Había una vez una mujer sola en un territorio peligroso. Menuda y delgada, cada
noche debía enfrentarse a una temible amenaza. Pero, en los cuentos, los pequeños, los débiles, los frágiles poseen siempre un talismán salvador.
Ella conocía un sortilegio infalible: era capaz de levantar a su alrededor un muro de aire para defenderse. Los sillares de esa muralla invisible eran las palabras. Cuando una historia brotaba de sus labios, la gente se detenía a escuchar, con la mirada fija, como en trance, olvidando sus quehaceres, sus angustias y su ira.
Sus fábulas eran, para todos, un refugio frenteal acecho del peligro. Es fácil reconocer en ella a la persuasiva Sherezade, pero también a la protagonista de una leyenda nacida en la tradición oral francesa, «La madre de los cuentos», donde una joven aprendía el arte de narrar escuchando el susurro del viento entre los árboles. Al regresar a casa con el bagaje de las historias aprendidas de los álamos, de las hayas y de los robles, el embrujo de su voz lograba enmudecer la vara con que, día tras día, la golpeaban. La mitología griega nos habló de Odiseo, el zarandeado y luchador héroe homérico, que recurría a astutos relatos para salvar la vida. También de los versos y los cantos mágicos de Orfeo, que encandilaban a los animales y vencieron a la muerte.
En la ceremonia del Premio Cervantes, Ana María Matute afirmó: «La literatura ha sido, y es, el faro salvador de muchas de mis tormentas». En esta confidencia vibran los ecos de una larga andadura de nuestras letras. Ya el Cantar de mio Cid alude a una niña que salvó a su pueblo con la belleza de sus palabras; siglos después, Manuel Machado dedicaría un poema a esa chiquilla tejedora de discursos:
Una voz de plata
y de cristal responde.
. Hay una niña
muy débil y blanca
en el umbral.
Patronio se negaba a dar consejos al conde Lucanor, pero le contaba sabias fábulas para alumbrar su camino. Lázaro de Tormes, nuestro lazarillo, advierte al comienzo de su historia: «Yo oro ni plata no te lo puedo dar».
Pero, añade, mis cuentos son «avisos para vivir». En el Quijote, la pastora Marcela defiende su libertad por medio de una vibrante narración. Nuestros clásicos nos confían una y otra vez el mismo mensaje con distintas voces: los relatos nos ayudan a sobrevivir. Las palabras son un hechizo cargado de futuro.
Somos una especie frágil, particularmente frágil: ni muy fuerte, ni demasiado rápida ni especialmente resistente al hambre, la sed, el calor o el frío. No estamos adaptados al vuelo o la vida bajo el agua. Nacemos completamente indefensos y nuestra infancia es más prolongada que la de ningún otro animal. Hasta un virus minúsculo nos pone en peligro. Sin embargo, la brisa de una cualidad asombrosa nos ha impulsado hacia un desarrollo inesperado, hacia un imprevisible progreso. Esa facultad es nuestra imaginación, que, aliada con el lenguaje, nos permite
soñar lo inconcebible, colaborar y fortalecernos unas a otros. Somos la única
especie que explica el mundo con historias, que las desea, las añora y las usa para sanar.
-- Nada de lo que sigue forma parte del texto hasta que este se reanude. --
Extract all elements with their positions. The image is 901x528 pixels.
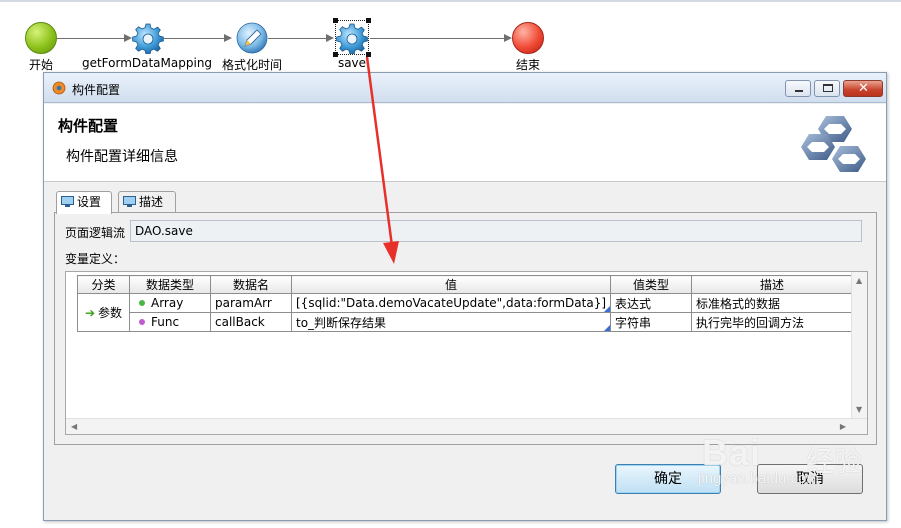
variables-table: 分类 数据类型 数据名 值 值类型 描述 ➔ 参数 Array paramArr… <box>77 275 854 332</box>
watermark: Bai 经验 jingyan.baidu.com <box>690 432 890 512</box>
type-dot-icon <box>139 300 145 306</box>
table-row[interactable]: ➔ 参数 Array paramArr [{sqlid:"Data.demoVac… <box>77 293 854 332</box>
value-cell[interactable]: to_判断保存结果 <box>290 312 612 332</box>
type-cell[interactable]: Func <box>129 312 211 332</box>
flow-diagram: 开始 getFormDataMapping 格式化时间 save 结束 <box>0 0 901 78</box>
table-header-row: 分类 数据类型 数据名 值 值类型 描述 <box>77 275 854 294</box>
flow-connector <box>370 38 504 39</box>
maximize-icon <box>823 84 833 92</box>
column-header[interactable]: 数据类型 <box>129 275 211 294</box>
monitor-icon <box>123 196 136 207</box>
flow-node-getformdatamapping[interactable] <box>132 22 164 54</box>
top-divider <box>0 0 901 2</box>
pen-icon <box>236 22 268 54</box>
category-label: 参数 <box>98 306 123 320</box>
scroll-right-icon[interactable]: ▶ <box>840 422 846 431</box>
tab-label: 设置 <box>77 195 102 209</box>
name-cell[interactable]: paramArr <box>210 293 292 313</box>
flow-connector <box>268 38 326 39</box>
value-type-cell[interactable]: 字符串 <box>610 312 693 332</box>
gear-icon <box>336 23 368 54</box>
gear-icon <box>132 23 164 54</box>
tab-label: 描述 <box>139 195 164 209</box>
scroll-down-icon[interactable]: ▼ <box>856 405 862 414</box>
scroll-up-icon[interactable]: ▲ <box>856 276 862 285</box>
vertical-scrollbar[interactable]: ▲ ▼ <box>851 272 867 418</box>
flow-connector <box>164 38 224 39</box>
flow-node-label: getFormDataMapping <box>81 56 213 70</box>
tab-description[interactable]: 描述 <box>118 191 176 213</box>
description-cell[interactable]: 标准格式的数据 <box>691 293 854 313</box>
type-dot-icon <box>139 319 145 325</box>
dialog-titlebar[interactable]: 构件配置 ✕ <box>44 73 886 103</box>
minimize-icon <box>795 90 803 92</box>
flow-connector <box>57 38 124 39</box>
gear-icon <box>52 81 66 95</box>
header-title: 构件配置 <box>58 117 119 135</box>
table-row[interactable]: Func callBack to_判断保存结果 字符串 执行完毕的回调方法 <box>78 312 854 332</box>
type-cell[interactable]: Array <box>129 293 211 313</box>
column-header[interactable]: 数据名 <box>210 275 292 294</box>
dialog-header: 构件配置 构件配置详细信息 <box>44 104 886 182</box>
monitor-icon <box>61 196 74 207</box>
value-text: to_判断保存结果 <box>296 315 387 330</box>
flow-node-label: 开始 <box>28 58 54 72</box>
column-header[interactable]: 分类 <box>77 275 130 294</box>
column-header[interactable]: 描述 <box>691 275 854 294</box>
flow-node-start[interactable] <box>25 22 57 54</box>
scroll-left-icon[interactable]: ◀ <box>71 422 77 431</box>
page-flow-field[interactable]: DAO.save <box>130 220 862 242</box>
column-header[interactable]: 值 <box>290 275 612 294</box>
variables-label: 变量定义： <box>65 252 126 266</box>
edit-corner-icon <box>604 306 611 312</box>
dialog-title: 构件配置 <box>72 83 121 97</box>
flow-arrowhead <box>224 34 232 42</box>
flow-arrowhead <box>124 34 132 42</box>
tab-settings[interactable]: 设置 <box>56 191 112 214</box>
maximize-button[interactable] <box>814 80 840 97</box>
minimize-button[interactable] <box>785 80 811 97</box>
name-cell[interactable]: callBack <box>210 312 292 332</box>
description-cell[interactable]: 执行完毕的回调方法 <box>691 312 854 332</box>
flow-arrowhead <box>504 34 512 42</box>
type-label: Array <box>151 296 184 310</box>
column-header[interactable]: 值类型 <box>610 275 693 294</box>
flow-node-label: save <box>337 56 367 70</box>
flow-node-end[interactable] <box>512 22 544 54</box>
value-cell[interactable]: [{sqlid:"Data.demoVacateUpdate",data:for… <box>290 293 612 313</box>
page-flow-label: 页面逻辑流 <box>65 226 126 240</box>
type-label: Func <box>151 315 180 329</box>
value-type-cell[interactable]: 表达式 <box>610 293 693 313</box>
watermark-url: jingyan.baidu.com <box>698 470 819 487</box>
value-text: [{sqlid:"Data.demoVacateUpdate",data:for… <box>296 296 607 310</box>
config-logo-icon <box>801 116 866 172</box>
flow-node-label: 格式化时间 <box>221 58 283 72</box>
settings-panel: 页面逻辑流 DAO.save 变量定义： 分类 数据类型 数据名 值 值类型 描… <box>54 212 877 445</box>
watermark-brand: Bai <box>702 432 762 473</box>
category-cell[interactable]: ➔ 参数 <box>77 293 130 332</box>
arrow-right-icon: ➔ <box>84 306 96 320</box>
header-subtitle: 构件配置详细信息 <box>66 149 178 165</box>
close-button[interactable]: ✕ <box>843 80 883 97</box>
flow-node-format-time[interactable] <box>236 22 268 54</box>
flow-node-label: 结束 <box>515 58 541 72</box>
edit-corner-icon <box>604 325 611 331</box>
variables-grid[interactable]: 分类 数据类型 数据名 值 值类型 描述 ➔ 参数 Array paramArr… <box>65 271 868 435</box>
flow-node-save[interactable] <box>336 22 368 54</box>
flow-arrowhead <box>326 34 334 42</box>
close-icon: ✕ <box>858 81 869 96</box>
Nuestra auténtica fortaleza es creativa. Gracias a la imaginación, hemos inventado el mito de Ícaro y los aviones, el Nautilus y Los submarinos, los viajes estelares de Luciano y el Apolo XI. Si los humanos no hubiéramos fabulado con tierras soñadas como El Dorado o con seres mitológicos como las sirenas, no habríamos podido explorar territorios desconocidos ni llegar a la luna, alumbrar la teoría de la relatividad, el automóvil o el ordenador. Lo imposible debe ser soñado primero, para algún día hacerlo realidad.